A trio of researchers at Florida State University has conducted a small study the results of which suggest that the video game Portal 2 is better at improving cognitive skills than the “brain-trainer” Lumosity – a web based system that has been designed to improve such skills. In a new paper published in the journal Computers and Education, Valerie J. Shute, Matthew Ventura and Fengfeng Ke describe their study and results and note that more work needs to be done with computer software that is created to help improve brain performance.

All three of the researchers are in the education department at the university—they do studies on the psychology of education. In this latest effort, the team decided to test Portal 2 against Lumosity after discovering that one of the team members really liked the game, and thought it helped improve her cognition skills.

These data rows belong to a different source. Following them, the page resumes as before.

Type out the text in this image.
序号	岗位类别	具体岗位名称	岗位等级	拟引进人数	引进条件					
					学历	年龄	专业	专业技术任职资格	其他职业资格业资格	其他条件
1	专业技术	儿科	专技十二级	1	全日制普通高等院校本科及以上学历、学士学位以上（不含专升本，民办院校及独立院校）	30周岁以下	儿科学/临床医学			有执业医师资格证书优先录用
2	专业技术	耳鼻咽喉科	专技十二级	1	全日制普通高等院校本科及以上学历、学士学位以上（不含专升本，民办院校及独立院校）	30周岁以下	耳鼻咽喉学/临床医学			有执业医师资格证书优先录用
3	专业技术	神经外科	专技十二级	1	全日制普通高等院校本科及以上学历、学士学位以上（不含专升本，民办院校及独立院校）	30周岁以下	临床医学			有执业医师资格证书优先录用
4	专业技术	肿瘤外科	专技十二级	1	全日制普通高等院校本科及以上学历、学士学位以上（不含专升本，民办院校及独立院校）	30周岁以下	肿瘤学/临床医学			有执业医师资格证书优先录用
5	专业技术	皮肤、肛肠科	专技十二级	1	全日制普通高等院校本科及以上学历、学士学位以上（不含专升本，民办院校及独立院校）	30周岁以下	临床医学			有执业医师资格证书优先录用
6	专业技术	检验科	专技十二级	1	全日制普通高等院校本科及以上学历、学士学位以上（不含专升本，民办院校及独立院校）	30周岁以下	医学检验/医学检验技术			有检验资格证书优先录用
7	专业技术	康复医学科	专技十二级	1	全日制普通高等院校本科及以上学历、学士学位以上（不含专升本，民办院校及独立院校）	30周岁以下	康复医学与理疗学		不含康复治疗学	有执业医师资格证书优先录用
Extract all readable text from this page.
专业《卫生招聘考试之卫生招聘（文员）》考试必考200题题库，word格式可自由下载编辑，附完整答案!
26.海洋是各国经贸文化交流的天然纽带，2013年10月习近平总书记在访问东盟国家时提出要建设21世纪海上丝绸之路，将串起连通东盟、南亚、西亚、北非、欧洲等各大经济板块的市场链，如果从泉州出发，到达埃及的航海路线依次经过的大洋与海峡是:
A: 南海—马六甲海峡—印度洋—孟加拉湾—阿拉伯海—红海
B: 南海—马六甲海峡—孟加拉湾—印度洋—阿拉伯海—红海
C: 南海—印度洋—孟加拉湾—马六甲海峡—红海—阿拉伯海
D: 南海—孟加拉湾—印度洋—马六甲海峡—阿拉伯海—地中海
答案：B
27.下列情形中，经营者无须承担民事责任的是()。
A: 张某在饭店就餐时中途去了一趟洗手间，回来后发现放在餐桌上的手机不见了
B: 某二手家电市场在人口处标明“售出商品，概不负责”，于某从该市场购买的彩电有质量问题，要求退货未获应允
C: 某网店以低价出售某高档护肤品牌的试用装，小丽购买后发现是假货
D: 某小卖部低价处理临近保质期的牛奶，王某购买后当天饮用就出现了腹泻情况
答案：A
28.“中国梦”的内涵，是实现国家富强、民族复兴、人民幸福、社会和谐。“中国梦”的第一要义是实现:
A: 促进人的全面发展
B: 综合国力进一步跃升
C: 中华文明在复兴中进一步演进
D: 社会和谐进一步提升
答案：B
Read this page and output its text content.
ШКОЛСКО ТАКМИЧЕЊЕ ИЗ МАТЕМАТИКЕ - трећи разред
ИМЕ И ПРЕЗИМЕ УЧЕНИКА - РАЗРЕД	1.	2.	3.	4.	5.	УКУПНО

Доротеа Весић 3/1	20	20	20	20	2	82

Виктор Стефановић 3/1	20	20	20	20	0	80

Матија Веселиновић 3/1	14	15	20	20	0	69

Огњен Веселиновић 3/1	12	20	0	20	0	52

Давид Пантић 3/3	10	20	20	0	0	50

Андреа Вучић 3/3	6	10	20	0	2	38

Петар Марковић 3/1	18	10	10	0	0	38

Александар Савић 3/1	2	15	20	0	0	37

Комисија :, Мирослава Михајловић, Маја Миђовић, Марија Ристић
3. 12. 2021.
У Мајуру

Lumosity and others like it are commercial products that are sold as brain-training or work-out games that take advantage of what neuroscientists have discovered only recently – that human brains have plasticity, which means they are capable of growing and changing. Prior research had suggested that once the brain developed it stayed the way it was throughout a person’s life. Brain-training products take the user through an array of screens based on puzzle-solving, which is interestingly, the same basic idea behind Portal 2 – gameers have to solve puzzles to get to other portals.

To test the two games against one another, the researchers enlisted 77 volunteers who were divided into two groups, one group playing one game, the other the other game – both were asked to play for eight hours – each was given standardized tests that measured problem solving, spatial skills, and persistence, before and after play to determine if playing had impacted their skills. The researchers found that those who had played Portal 2 showed a “statistical advantage” over those who’d played Lumosity – they note that the reverse was never true with any of the volunteers.

The researchers acknowledge that their study is small – too small to actually prove that Portal 2 is better at improving brain skills, than Lumosity, but they hope that what they’ve uncovered will lead to larger studies that will eventually lead to ways of testing software products meant to improve brain performance.

Source: Valerie J. Shute, , Matthew Ventura , Fengfeng Ke, The power of play: The effects of Portal 2 and Lumosity on cognitive and non cognitive skills. Computers & Education, Volume 80, January 2015, Pages 58–67. DOI: 10.1016/j.compedu.2014.08.013.